Having ridden in one as an Uber, they also appear to have disrupted the concept of “needing suspension”. I now never select “eco” when hiring an Uber in case I get a Tesla. I’m in my 50s. My back doesn’t deserve that.
@goatsarah @cstross "What if a car, but instead of a car, it's just a high-tech simulation of what it feels to be trapped inside a VR experience jointly designed by a high-end hi-fi manufacturer and the people who created the user interface for your health insurance company's website?”
Agree this design is bad and dangerous. China may ban it.
But, is there a cultural element to obviousness: is a door handle obvious to someone who hasn't seen one used before? That unobvious link between lever and larger body action used to be sufficient to stop forest dwellers like bears, but no more. They've even learned to operate hidden trashbin handles. I have seen a foreigner completely stumped by a can opener. The Irish made a sport out of stumping foreigners 🤣
1/2
@avi2022 @cstross is a handle on a door obvious? yes, if it looks like a handle. it's a space to put your fingers when pulling something. tell me about a culture that does not have handles?

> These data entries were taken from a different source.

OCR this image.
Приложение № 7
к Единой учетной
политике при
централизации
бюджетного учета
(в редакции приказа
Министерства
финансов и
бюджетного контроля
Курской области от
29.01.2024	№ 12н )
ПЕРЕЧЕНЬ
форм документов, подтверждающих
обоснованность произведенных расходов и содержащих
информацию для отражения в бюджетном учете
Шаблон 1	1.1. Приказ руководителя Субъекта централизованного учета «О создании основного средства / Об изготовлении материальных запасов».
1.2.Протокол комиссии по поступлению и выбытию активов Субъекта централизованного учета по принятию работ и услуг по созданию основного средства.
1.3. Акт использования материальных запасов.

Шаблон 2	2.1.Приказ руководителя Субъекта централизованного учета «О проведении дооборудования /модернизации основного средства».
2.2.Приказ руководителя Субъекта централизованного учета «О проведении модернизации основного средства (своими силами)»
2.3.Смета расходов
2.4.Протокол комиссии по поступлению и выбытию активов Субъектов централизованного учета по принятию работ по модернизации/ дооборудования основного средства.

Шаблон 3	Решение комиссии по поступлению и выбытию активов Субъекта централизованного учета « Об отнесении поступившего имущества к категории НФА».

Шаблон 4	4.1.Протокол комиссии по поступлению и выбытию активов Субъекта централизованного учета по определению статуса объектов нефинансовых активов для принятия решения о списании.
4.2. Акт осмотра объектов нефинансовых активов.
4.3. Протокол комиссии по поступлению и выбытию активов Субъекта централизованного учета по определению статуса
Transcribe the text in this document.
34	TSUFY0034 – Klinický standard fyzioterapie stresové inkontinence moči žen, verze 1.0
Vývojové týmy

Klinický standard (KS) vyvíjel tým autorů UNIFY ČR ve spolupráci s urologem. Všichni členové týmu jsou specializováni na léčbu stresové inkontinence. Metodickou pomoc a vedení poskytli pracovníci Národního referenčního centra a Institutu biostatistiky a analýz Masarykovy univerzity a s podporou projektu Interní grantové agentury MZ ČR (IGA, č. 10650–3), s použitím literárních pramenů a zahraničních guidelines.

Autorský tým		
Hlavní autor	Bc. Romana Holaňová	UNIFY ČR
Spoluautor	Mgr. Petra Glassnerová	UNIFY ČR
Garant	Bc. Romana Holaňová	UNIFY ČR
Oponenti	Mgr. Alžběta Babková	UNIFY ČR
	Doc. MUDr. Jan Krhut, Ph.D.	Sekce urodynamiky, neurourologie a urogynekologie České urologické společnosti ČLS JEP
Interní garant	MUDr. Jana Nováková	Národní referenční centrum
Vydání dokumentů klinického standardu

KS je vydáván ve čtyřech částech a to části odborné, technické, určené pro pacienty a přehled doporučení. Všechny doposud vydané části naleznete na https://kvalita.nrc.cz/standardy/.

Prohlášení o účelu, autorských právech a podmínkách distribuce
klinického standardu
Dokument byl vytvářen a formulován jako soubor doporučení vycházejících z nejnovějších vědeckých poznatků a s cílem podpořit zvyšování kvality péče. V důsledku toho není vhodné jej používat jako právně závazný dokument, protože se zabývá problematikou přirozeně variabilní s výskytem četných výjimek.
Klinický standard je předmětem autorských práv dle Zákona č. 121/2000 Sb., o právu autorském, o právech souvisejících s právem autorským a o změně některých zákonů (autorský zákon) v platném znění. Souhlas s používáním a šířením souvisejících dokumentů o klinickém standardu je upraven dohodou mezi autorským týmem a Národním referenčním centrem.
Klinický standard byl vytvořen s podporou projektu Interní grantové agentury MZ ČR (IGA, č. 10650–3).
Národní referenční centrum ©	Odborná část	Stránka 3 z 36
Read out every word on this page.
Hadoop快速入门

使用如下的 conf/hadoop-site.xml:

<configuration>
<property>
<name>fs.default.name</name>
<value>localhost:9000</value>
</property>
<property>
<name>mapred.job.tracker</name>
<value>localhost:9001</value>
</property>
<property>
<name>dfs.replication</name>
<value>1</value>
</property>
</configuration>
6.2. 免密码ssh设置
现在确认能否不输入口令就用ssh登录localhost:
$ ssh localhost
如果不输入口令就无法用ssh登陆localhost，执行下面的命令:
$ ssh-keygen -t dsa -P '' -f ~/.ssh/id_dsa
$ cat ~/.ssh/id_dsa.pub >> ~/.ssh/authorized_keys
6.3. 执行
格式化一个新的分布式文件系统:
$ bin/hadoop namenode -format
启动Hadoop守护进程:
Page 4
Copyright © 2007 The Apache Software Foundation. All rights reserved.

the aztecs had no wheels, but, what do you want to bet they had handles?
edit: actually if you're looking to open a door then you'll probably put your fingers in a handle if there is one, whether you recognise it as a handle or not. you're looking for purchase to pull on the door…
As it turns out, door handles may be a somewhat recent thing after standardized manufacturing - see Osbourn Dorsey’s 1878 patent for an “improvement in door-holding devices”.
Japan favored sliding panels with recessed pulls. Early America / frontiers favored "latch strings".
Older setups usually separated latch action from locking.
The Aztecs didn't use swinging doors with hinges, instead using a curtain or mat with a bell for privacy, and security was cultural.
@avi2022 @fishidwardrobe I'm reasonably sure I read that the Romans didn't have hinges for most (if not all) of their doors—the door was just lifted into place across the doorway and barred from inside at night.
@cstross A terrible car, the product of a terrible company owned by an extremely terrible person
@cstross Why would anyone want to get inside a literal Nazi-car? Putting aside neonazis of course
@cstross more importantly, safety critical, a number of people have burned alive in Teslas because their door controls became inoperative and they did not know where the emergency manual release latch is.
Also, China just banned recessed door handles like Tesla's. They may help aerodynamics a tiny bit, but once again a safety hazard.
@cstross Let‘s not start talking about the emergency handle under the diriver’s side floor mat.